Life Becoming A Landslide is still my favourite Manics single all these years later because it just absolutely nailed my mindset when I first heard it. As mentioned, at the time I was having to deal with bullying at school, parents who were constantly rowing at home and generally feeling as if I couldn't cope with a lot of things, didn't really fit in anywhere with life and didn't have anyone to turn to in terms of talking about it. Escaping at the weekend to friends' houses to listen to music offered an escape once or twice a week but other than that, my room kind of became my fortress to shelter from the world outside in. That line of "Life becoming a landslide, I don't wanna be a man..." really did nail it - I really just wanted to stop the world, get off for a bit and go somewhere I could just forget about everything. I mean I never got to the point where I felt like ending it but music really did play a huge part in seeing me through those years and this was one of the main tunes that basically kept me sane.

The story of what would come next with the Manics has been told a million times and this isn't the place for an in-depth version of that but suffice to say that Gold Against The Soul got a muted critical reception (a lot of people seemed to think they were trying to catch a ride on the grunge bandwagon with it at the time which I really don't see at all) and when The Holy Bible surfaced the following year, it was one of the most bleak and uncompromising albums you'll ever hear. I do like that album but I really have to be in the right mindset to hear it and I think weirdly that while the darkness on Gold Against The Soul was what drew me to the Manics, here it just genuinely got a bit too much although I still think This Is Yesterday is a fantastic song and another one which I still listen to now.

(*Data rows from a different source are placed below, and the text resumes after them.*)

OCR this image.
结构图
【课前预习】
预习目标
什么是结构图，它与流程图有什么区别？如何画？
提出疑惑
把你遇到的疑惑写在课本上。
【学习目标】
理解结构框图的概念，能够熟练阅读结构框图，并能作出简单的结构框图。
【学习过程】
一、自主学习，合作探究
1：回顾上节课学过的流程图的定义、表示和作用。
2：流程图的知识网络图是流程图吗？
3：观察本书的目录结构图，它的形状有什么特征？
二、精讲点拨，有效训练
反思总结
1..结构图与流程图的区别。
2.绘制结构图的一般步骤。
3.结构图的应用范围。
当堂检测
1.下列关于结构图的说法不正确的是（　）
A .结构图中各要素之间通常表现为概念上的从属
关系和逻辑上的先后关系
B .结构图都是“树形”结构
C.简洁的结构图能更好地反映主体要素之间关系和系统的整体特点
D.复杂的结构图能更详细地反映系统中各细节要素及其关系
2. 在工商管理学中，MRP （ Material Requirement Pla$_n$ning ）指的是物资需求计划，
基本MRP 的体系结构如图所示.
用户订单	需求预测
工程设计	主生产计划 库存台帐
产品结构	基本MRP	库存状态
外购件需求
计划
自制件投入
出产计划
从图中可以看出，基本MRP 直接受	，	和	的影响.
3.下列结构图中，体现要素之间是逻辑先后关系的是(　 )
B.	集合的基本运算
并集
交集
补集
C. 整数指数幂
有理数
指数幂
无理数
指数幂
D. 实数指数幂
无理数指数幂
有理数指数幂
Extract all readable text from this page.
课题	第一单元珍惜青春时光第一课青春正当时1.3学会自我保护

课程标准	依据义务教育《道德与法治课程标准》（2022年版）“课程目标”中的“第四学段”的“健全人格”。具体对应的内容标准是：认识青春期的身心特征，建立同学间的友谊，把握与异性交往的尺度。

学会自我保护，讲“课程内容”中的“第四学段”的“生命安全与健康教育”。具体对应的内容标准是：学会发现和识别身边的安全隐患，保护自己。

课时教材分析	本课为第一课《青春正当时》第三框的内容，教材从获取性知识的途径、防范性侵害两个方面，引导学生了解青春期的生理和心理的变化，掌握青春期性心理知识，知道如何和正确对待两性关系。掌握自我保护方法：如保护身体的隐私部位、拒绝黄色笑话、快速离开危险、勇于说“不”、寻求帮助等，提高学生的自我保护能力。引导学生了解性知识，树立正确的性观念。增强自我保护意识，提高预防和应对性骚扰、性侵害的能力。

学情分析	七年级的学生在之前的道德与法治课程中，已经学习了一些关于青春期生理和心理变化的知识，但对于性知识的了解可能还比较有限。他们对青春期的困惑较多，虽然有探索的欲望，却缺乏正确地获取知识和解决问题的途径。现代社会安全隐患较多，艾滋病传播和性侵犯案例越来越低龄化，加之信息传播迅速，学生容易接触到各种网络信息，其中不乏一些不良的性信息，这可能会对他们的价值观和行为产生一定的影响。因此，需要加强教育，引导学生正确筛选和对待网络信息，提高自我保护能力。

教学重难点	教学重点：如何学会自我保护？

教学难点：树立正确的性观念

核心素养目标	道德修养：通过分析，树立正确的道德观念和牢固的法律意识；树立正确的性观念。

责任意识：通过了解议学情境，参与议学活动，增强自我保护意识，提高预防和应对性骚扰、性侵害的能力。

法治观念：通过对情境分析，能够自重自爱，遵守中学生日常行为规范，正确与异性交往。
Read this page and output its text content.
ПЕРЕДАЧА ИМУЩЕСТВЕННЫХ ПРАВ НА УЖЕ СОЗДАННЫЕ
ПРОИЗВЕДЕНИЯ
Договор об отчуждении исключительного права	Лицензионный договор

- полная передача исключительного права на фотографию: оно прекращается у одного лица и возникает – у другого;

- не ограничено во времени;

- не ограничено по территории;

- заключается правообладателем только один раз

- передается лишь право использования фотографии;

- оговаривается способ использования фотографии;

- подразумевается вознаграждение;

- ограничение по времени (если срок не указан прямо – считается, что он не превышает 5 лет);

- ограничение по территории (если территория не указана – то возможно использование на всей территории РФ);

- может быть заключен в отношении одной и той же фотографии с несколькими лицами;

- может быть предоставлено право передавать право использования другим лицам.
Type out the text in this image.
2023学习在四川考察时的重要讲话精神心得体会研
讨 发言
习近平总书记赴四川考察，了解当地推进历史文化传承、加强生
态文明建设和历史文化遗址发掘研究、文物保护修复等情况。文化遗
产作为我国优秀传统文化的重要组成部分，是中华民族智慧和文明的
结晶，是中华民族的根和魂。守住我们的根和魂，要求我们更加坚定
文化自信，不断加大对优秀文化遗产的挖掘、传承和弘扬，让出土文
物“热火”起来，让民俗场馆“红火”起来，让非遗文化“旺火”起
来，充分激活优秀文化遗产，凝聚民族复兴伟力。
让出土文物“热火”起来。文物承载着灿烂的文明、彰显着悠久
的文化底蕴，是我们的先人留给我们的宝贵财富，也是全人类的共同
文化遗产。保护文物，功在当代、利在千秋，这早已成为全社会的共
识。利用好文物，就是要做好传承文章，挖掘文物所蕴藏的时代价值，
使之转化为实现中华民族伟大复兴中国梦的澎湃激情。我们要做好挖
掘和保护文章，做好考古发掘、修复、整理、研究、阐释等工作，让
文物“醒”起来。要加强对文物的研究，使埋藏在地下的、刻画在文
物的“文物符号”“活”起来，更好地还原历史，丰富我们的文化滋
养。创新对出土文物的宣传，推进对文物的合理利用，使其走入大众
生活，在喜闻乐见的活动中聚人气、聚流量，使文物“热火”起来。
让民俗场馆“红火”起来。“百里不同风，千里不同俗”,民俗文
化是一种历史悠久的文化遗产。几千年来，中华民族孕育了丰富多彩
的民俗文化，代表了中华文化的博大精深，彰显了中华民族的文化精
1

I kept on with the Manics for a while after Richey's disappearance - I was a bit disappointed by Everything Must Go at the time (my thoughts were that the band should have changed their name as it sounded so little like their previous output that it might as well have been a different group entirely) but it's grown on me since. By contrast, This Is My Truth, Tell Me Yours I remember getting absolutely panned in the press but I actually don't mind it - Black Dog On My Shoulder is a great song and there's a few others such as You Stole The Sun From My Heart and SYMM which I still think are good. It was on Know Your Enemy where I kind of lost interest I think - hearing the aggressive Found That Soul made me think that the band were back to their early sound but it quickly became evident on listening to the album that that wasn't the case. There were a few decent efforts on there such as Let Robeson Sing and Miss Europa Disco Dancer but by and large this one passed me by a bit and I kind of just drifted away from the band after that.

The Manics are still out there of course and I still listen to their music now and again - I listened to Rewind The Film and Futurology and thought both were a bit patchy but again with some good moments in there. I suppose looking back that Gold Against The Soul was very much of that moment both for myself and the band but just that opening strum of From Despair To Where can take me straight back to those four walls in 1993 again when it pretty much kept me going at the time when the flame was burning low. For that, it'll always be my favourite Manics album although I can see why it isn't a popular opinion. But I certainly think it holds up well in the group's back catalogue especially compared to some of the worthy but rather dull efforts that they've done since the millennium.

Life has got better in the intervening years of course - nowadays I'm a happily married man who mended fences with his family soon after exiting the "awkward teenager" phase thankfully. Richey James on the other hand, sadly took a more drastic route out from his problems - whether he disappeared or died I guess we'll never know but wherever he is now, hopefully he's at peace. In the meantime, I don't think anyone could disagree that the Manics deserve their place in the higher echelons of alternative music and for me, Gold Against The Soul is the great lost classic among their albums even if it's just because of what it means to me.